Tous les jours sur le fil...
Charrette au bout des bras le rémouleur avance
Dans les rues du village au pas de son métier ;
Il s’annonce ânonnant un refrain en cadence.
Sa machine ancestrale est le seul chantier
Où il prend chaque jour du bonheur à la peine :
Son labeur est prenant sur ce beau vieux boîtier.
Le pied sur la pédale il aiguise la veine
D’une lame au contour d’une pierre mouillée
Et le bruit qui en sort est cet air qui l’entraîne.

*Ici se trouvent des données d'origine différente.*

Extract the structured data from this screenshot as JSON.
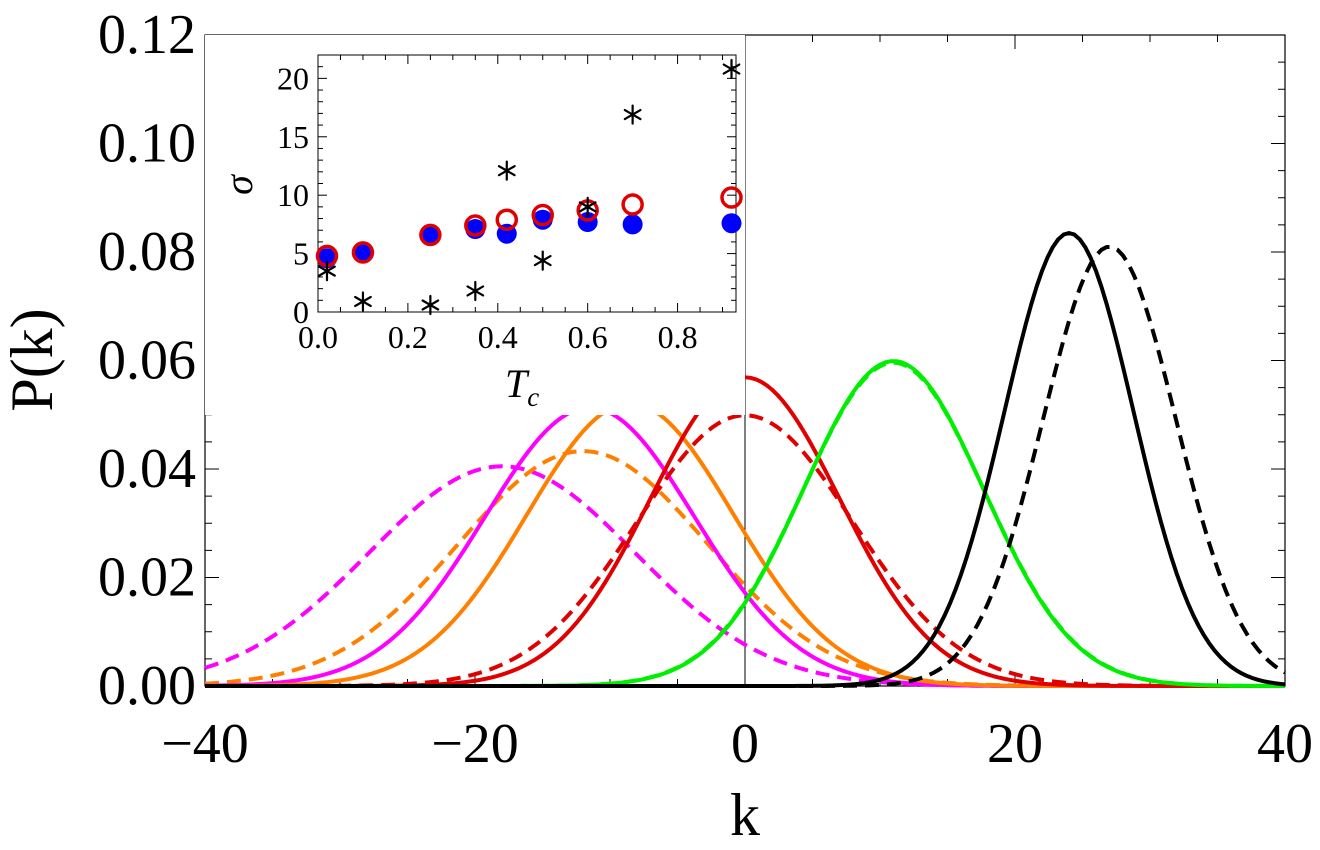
{
  "chart_data": [
    {
      "type": "line",
      "xlabel": "k",
      "ylabel": "P(k)",
      "xlim": [
        -40,
        40
      ],
      "ylim": [
        0,
        0.12
      ],
      "x_ticks": [
        "−40",
        "−20",
        "0",
        "20",
        "40"
      ],
      "y_ticks": [
        "0.00",
        "0.02",
        "0.04",
        "0.06",
        "0.08",
        "0.10",
        "0.12"
      ],
      "series": [
        {
          "color": "#ff00ff",
          "style": "dashed",
          "mean": -18,
          "peak": 0.0405
        },
        {
          "color": "#ff8000",
          "style": "dashed",
          "mean": -12,
          "peak": 0.0433
        },
        {
          "color": "#ff00ff",
          "style": "solid",
          "mean": -11.5,
          "peak": 0.0513
        },
        {
          "color": "#ff8000",
          "style": "solid",
          "mean": -8.5,
          "peak": 0.0521
        },
        {
          "color": "#e00000",
          "style": "dashed",
          "mean": 0,
          "peak": 0.0499
        },
        {
          "color": "#e00000",
          "style": "solid",
          "mean": 0,
          "peak": 0.0569
        },
        {
          "color": "#00ee00",
          "style": "dashed",
          "mean": 11,
          "peak": 0.0596
        },
        {
          "color": "#00ee00",
          "style": "solid",
          "mean": 11,
          "peak": 0.0599
        },
        {
          "color": "#000000",
          "style": "dashed",
          "mean": 27,
          "peak": 0.081
        },
        {
          "color": "#000000",
          "style": "solid",
          "mean": 24,
          "peak": 0.0835
        }
      ]
    },
    {
      "type": "scatter",
      "xlabel": "T_c",
      "ylabel": "σ",
      "xlim": [
        0,
        0.93
      ],
      "ylim": [
        0,
        22
      ],
      "x_ticks": [
        "0.0",
        "0.2",
        "0.4",
        "0.6",
        "0.8"
      ],
      "y_ticks": [
        "0",
        "5",
        "10",
        "15",
        "20"
      ],
      "series": [
        {
          "marker": "filled-circle",
          "color": "#0000ff",
          "x": [
            0.02,
            0.1,
            0.25,
            0.35,
            0.42,
            0.5,
            0.6,
            0.7,
            0.92
          ],
          "y": [
            4.6,
            5.0,
            6.5,
            7.1,
            6.7,
            7.9,
            7.7,
            7.5,
            7.6
          ]
        },
        {
          "marker": "open-circle",
          "color": "#e00000",
          "x": [
            0.02,
            0.1,
            0.25,
            0.35,
            0.42,
            0.5,
            0.6,
            0.7,
            0.92
          ],
          "y": [
            4.8,
            5.1,
            6.6,
            7.4,
            7.9,
            8.3,
            8.7,
            9.2,
            9.8
          ]
        },
        {
          "marker": "asterisk",
          "color": "#000000",
          "x": [
            0.02,
            0.1,
            0.25,
            0.35,
            0.42,
            0.5,
            0.6,
            0.7,
            0.92
          ],
          "y": [
            3.5,
            0.9,
            0.6,
            1.8,
            12.1,
            4.4,
            9.0,
            16.9,
            20.8
          ]
        }
      ]
    }
  ]
}
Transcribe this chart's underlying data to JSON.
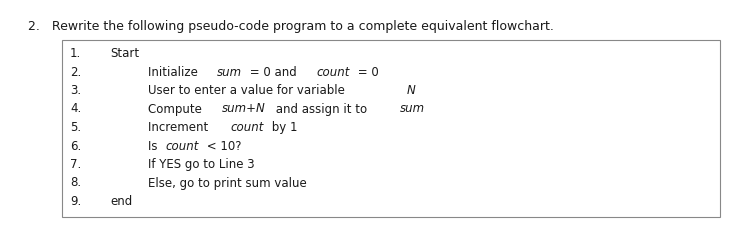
{
  "title": "2.   Rewrite the following pseudo-code program to a complete equivalent flowchart.",
  "background": "#ffffff",
  "box_edge_color": "#888888",
  "lines": [
    {
      "num": "1.",
      "indent": 0,
      "parts": [
        {
          "text": "Start",
          "italic": false
        }
      ]
    },
    {
      "num": "2.",
      "indent": 1,
      "parts": [
        {
          "text": "Initialize ",
          "italic": false
        },
        {
          "text": "sum",
          "italic": true
        },
        {
          "text": " = 0 and ",
          "italic": false
        },
        {
          "text": "count",
          "italic": true
        },
        {
          "text": " = 0",
          "italic": false
        }
      ]
    },
    {
      "num": "3.",
      "indent": 1,
      "parts": [
        {
          "text": "User to enter a value for variable ",
          "italic": false
        },
        {
          "text": "N",
          "italic": true
        }
      ]
    },
    {
      "num": "4.",
      "indent": 1,
      "parts": [
        {
          "text": "Compute ",
          "italic": false
        },
        {
          "text": "sum+N",
          "italic": true
        },
        {
          "text": " and assign it to ",
          "italic": false
        },
        {
          "text": "sum",
          "italic": true
        }
      ]
    },
    {
      "num": "5.",
      "indent": 1,
      "parts": [
        {
          "text": "Increment ",
          "italic": false
        },
        {
          "text": "count",
          "italic": true
        },
        {
          "text": " by 1",
          "italic": false
        }
      ]
    },
    {
      "num": "6.",
      "indent": 1,
      "parts": [
        {
          "text": "Is ",
          "italic": false
        },
        {
          "text": "count",
          "italic": true
        },
        {
          "text": " < 10?",
          "italic": false
        }
      ]
    },
    {
      "num": "7.",
      "indent": 1,
      "parts": [
        {
          "text": "If YES go to Line 3",
          "italic": false
        }
      ]
    },
    {
      "num": "8.",
      "indent": 1,
      "parts": [
        {
          "text": "Else, go to print sum value",
          "italic": false
        }
      ]
    },
    {
      "num": "9.",
      "indent": 0,
      "parts": [
        {
          "text": "end",
          "italic": false
        }
      ]
    }
  ],
  "title_fontsize": 9.0,
  "text_fontsize": 8.5,
  "num_fontsize": 8.5
}
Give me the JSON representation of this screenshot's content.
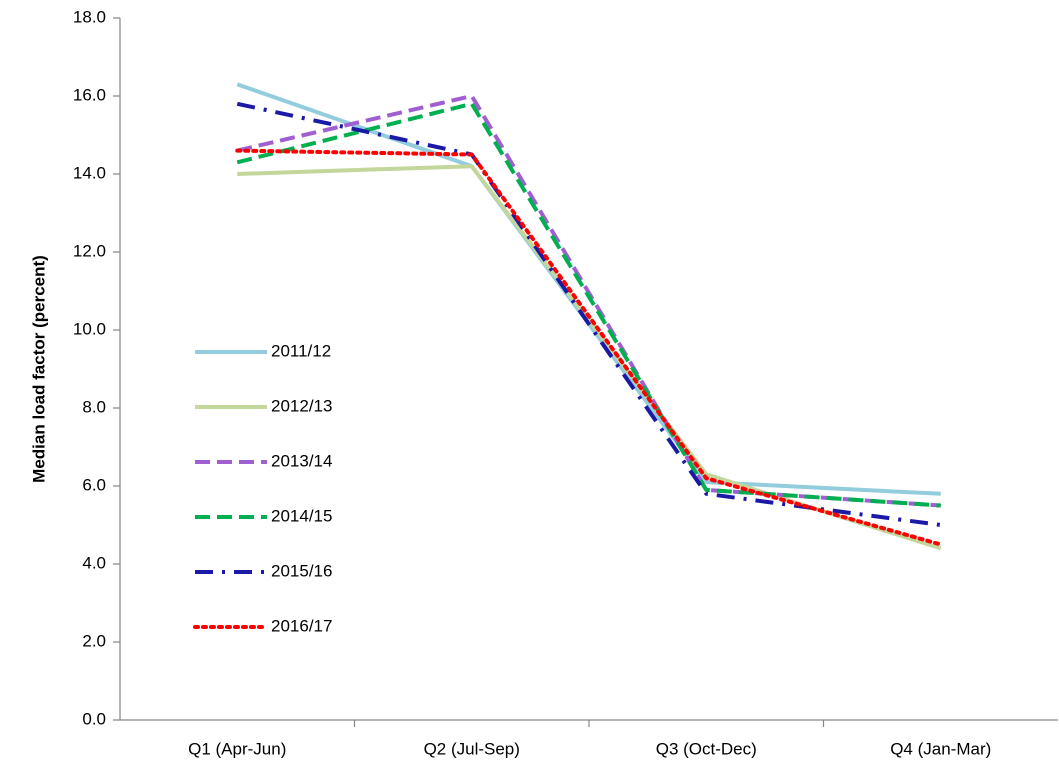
{
  "chart_data": {
    "type": "line",
    "y_label": "Median load factor (percent)",
    "categories": [
      "Q1 (Apr-Jun)",
      "Q2 (Jul-Sep)",
      "Q3 (Oct-Dec)",
      "Q4 (Jan-Mar)"
    ],
    "series": [
      {
        "name": "2011/12",
        "color": "#93cddd",
        "line_style": "solid",
        "values": [
          16.3,
          14.2,
          6.1,
          5.8
        ]
      },
      {
        "name": "2012/13",
        "color": "#c3d69b",
        "line_style": "solid",
        "values": [
          14.0,
          14.2,
          6.3,
          4.4
        ]
      },
      {
        "name": "2013/14",
        "color": "#a05fd0",
        "line_style": "dashed",
        "values": [
          14.6,
          16.0,
          5.9,
          5.5
        ]
      },
      {
        "name": "2014/15",
        "color": "#00b050",
        "line_style": "dashed",
        "values": [
          14.3,
          15.8,
          5.9,
          5.5
        ]
      },
      {
        "name": "2015/16",
        "color": "#1a1aa6",
        "line_style": "dash-dot",
        "values": [
          15.8,
          14.5,
          5.8,
          5.0
        ]
      },
      {
        "name": "2016/17",
        "color": "#ff0000",
        "line_style": "dotted",
        "values": [
          14.6,
          14.5,
          6.2,
          4.5
        ]
      }
    ],
    "ylim": [
      0,
      18
    ],
    "yticks": [
      {
        "value": 0,
        "label": "0.0"
      },
      {
        "value": 2,
        "label": "2.0"
      },
      {
        "value": 4,
        "label": "4.0"
      },
      {
        "value": 6,
        "label": "6.0"
      },
      {
        "value": 8,
        "label": "8.0"
      },
      {
        "value": 10,
        "label": "10.0"
      },
      {
        "value": 12,
        "label": "12.0"
      },
      {
        "value": 14,
        "label": "14.0"
      },
      {
        "value": 16,
        "label": "16.0"
      },
      {
        "value": 18,
        "label": "18.0"
      }
    ],
    "grid": false,
    "legend_position": "left"
  }
}
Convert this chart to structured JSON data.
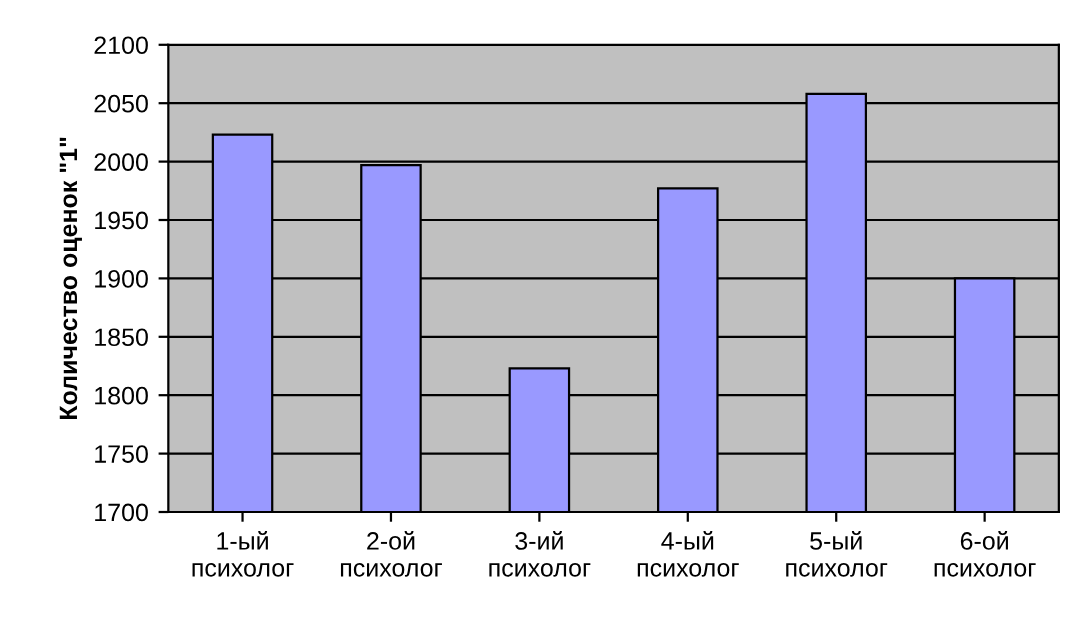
{
  "chart_data": {
    "type": "bar",
    "ylabel": "Количество оценок \"1\"",
    "categories": [
      "1-ый\nпсихолог",
      "2-ой\nпсихолог",
      "3-ий\nпсихолог",
      "4-ый\nпсихолог",
      "5-ый\nпсихолог",
      "6-ой\nпсихолог"
    ],
    "values": [
      2023,
      1997,
      1823,
      1977,
      2058,
      1900
    ],
    "color": "#9999ff",
    "ylim": [
      1700,
      2100
    ],
    "yticks": [
      1700,
      1750,
      1800,
      1850,
      1900,
      1950,
      2000,
      2050,
      2100
    ],
    "grid": "y"
  }
}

Tous les gens du village à gorge déployée
Le questionnent toujours sur le choix de ses sentes,
Pour savoir si sa vie est toujours employée.
Mais le vieux rémouleur, d’une mine glissante
Ne dit mot sur son cours et répond vaguement
Afin de se sortir de la mauvaise pente.
Les enfants indiscrets l’auscultent longuement
Voulant tous découvrir d’où vient cette sagesse :
Et l’homme, sans cligner, sourit benoîtement.
Quelques heures passées à rendre la finesse
Aux armes des bouchers, aux couteaux de maison
L’artisan de nos rues au fil donne jeunesse.
Puis sans se soucier du nom de la saison
Il reprend en sifflant tant de nouveaux chemins
Se disant, tout en lui, qu’il a bien sa raison
De ne point se mêler du bruit des parchemins.